17.7 All annexes and amendments to these Terms form an integral part of them.

17.8 These Terms are drawn up in the Czech language. In case of a discrepancy between the Czech version and any translation, the Czech version prevails.

17.9 The Client declares that they have read these Terms, fully understood their content, and agree with them.

CONSENT TO REFERENCES

18.1 The Client agrees that the Provider may present the website created for the Client as a reference of their work in their portfolios, on their website, in presentations, and in other promotional materials.

18.2 The consent according to the previous point also includes the right of the Provider to publish the Client's name, the Client's logo, a preview of the website created for the Client, and a brief description of the implemented project.

18.3 The Provider undertakes that when using the reference, they will not publish any confidential information of the Client.

18.4 The Client may revoke the consent to the use of the reference at any time by written notice sent to the Provider. The Provider is in such a case obliged to stop using the reference without undue delay, but no later than 30 days from the receipt of the revocation of consent. The revocation of consent does not apply to already distributed promotional materials.

FORCE MAJEURE

19.1 The contracting parties are not responsible for delays in fulfilling their obligations if this delay is caused by circumstances excluding liability (hereinafter referred to as "force majeure").

19.2 Force majeure includes, in particular, natural disasters, war conflicts, terrorist attacks, civil unrest, legislative changes, official prohibitions and restrictions, cyber attacks, and other extraordinary circumstances that the contracting parties could not foresee or prevent.

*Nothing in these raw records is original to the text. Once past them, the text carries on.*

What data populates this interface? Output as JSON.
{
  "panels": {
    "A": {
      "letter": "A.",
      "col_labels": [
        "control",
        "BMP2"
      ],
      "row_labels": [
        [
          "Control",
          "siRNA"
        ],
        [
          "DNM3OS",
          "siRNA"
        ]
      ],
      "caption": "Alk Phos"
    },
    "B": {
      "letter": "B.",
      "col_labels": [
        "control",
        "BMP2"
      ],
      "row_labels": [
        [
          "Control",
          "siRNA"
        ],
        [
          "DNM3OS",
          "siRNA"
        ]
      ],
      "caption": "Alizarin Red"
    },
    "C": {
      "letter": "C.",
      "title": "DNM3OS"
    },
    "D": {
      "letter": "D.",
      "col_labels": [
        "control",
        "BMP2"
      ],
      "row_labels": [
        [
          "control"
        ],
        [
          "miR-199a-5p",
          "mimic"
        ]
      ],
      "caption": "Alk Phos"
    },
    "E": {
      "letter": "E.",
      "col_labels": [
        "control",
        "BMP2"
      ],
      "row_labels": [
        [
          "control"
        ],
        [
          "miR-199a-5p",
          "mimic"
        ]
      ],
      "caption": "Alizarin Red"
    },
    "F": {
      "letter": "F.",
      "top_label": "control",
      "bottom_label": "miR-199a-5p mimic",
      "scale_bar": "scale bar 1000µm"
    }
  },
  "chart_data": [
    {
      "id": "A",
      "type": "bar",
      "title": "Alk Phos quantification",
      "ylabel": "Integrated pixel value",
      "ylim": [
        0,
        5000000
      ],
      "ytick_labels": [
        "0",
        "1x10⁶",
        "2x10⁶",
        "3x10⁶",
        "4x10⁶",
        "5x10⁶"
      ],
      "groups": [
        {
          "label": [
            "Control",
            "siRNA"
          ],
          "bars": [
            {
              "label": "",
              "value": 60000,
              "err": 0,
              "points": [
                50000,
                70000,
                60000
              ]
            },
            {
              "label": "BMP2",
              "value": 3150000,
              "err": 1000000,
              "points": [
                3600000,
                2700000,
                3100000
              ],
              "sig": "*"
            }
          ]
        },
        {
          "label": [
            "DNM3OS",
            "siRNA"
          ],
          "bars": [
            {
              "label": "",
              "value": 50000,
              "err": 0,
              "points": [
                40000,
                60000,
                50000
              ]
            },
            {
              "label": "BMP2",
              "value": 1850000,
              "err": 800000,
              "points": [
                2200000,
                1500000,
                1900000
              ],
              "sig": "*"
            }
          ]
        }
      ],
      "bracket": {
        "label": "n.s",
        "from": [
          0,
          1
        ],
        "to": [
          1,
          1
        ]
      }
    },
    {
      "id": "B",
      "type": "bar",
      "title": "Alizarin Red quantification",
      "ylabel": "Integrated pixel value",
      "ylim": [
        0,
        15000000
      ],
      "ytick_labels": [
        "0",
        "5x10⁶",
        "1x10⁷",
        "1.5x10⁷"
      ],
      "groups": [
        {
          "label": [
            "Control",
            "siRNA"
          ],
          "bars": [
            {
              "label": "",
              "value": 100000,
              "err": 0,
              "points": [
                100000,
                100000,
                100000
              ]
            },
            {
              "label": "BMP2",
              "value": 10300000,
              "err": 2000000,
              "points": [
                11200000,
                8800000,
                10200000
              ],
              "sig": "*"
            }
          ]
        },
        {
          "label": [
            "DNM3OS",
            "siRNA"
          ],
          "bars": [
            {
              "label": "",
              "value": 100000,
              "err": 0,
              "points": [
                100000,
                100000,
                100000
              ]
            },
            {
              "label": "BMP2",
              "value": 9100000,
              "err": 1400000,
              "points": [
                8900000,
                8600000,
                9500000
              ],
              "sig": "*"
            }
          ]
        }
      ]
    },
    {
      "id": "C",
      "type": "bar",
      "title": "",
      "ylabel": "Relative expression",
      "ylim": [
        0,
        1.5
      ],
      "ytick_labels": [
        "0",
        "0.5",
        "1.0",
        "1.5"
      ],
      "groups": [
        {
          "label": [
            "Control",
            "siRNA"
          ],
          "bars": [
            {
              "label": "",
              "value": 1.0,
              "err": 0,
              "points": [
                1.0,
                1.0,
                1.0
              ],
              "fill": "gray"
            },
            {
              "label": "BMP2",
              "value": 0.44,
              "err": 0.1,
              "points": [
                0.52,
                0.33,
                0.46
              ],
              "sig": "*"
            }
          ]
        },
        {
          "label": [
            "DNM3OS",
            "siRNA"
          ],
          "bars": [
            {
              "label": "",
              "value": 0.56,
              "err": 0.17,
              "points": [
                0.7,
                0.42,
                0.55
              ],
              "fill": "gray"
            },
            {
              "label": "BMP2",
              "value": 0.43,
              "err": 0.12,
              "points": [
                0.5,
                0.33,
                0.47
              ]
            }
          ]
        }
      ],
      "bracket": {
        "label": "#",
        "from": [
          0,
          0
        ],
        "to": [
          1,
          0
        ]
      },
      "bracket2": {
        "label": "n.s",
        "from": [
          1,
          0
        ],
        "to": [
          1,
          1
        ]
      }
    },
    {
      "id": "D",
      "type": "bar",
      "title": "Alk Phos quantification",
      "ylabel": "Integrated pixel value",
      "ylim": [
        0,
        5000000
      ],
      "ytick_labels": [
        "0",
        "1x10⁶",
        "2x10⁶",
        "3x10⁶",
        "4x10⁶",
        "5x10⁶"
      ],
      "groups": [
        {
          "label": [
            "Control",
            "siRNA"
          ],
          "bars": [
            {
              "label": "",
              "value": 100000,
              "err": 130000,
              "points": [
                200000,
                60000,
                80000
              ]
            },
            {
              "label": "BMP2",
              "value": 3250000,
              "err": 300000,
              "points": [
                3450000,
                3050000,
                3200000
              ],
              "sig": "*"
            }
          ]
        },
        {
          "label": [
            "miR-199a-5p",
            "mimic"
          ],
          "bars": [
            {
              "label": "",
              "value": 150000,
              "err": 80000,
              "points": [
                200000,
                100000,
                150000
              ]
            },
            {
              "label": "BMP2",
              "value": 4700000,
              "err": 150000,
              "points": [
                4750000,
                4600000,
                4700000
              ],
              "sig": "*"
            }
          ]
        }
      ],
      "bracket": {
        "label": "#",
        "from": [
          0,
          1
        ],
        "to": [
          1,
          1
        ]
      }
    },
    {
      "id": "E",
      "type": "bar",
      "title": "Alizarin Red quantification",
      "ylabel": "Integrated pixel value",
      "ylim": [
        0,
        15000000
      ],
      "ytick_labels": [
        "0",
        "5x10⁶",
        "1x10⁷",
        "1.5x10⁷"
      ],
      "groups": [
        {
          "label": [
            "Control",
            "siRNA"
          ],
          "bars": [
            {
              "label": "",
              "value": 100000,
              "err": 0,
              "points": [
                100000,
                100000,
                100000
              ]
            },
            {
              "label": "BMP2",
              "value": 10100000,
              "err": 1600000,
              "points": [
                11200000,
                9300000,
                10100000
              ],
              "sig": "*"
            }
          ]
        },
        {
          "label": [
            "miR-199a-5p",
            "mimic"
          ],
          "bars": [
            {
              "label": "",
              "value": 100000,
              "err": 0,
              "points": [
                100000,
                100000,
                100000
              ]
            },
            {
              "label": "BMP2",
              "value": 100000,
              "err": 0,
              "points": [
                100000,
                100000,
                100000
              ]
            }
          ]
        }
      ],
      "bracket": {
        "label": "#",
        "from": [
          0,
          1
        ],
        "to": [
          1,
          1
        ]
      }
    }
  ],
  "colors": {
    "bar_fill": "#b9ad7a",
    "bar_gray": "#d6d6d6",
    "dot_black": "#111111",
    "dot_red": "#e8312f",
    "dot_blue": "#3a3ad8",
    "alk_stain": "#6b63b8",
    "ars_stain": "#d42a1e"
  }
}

19.3 The contracting party that invokes force majeure is obliged to inform the other contracting party without undue delay about the occurrence of the force majeure circumstance and the expected duration of its duration.

19.4 During the duration of the force majeure circumstance, the effectiveness of the Agreement is suspended and the contracting parties are not obliged to fulfill their obligations from the Agreement. The duration of the Agreement is extended by the duration of the force majeure circumstance.

19.5 If the force majeure circumstance lasts longer than 60 days, either of the contracting parties is entitled to withdraw from the Agreement.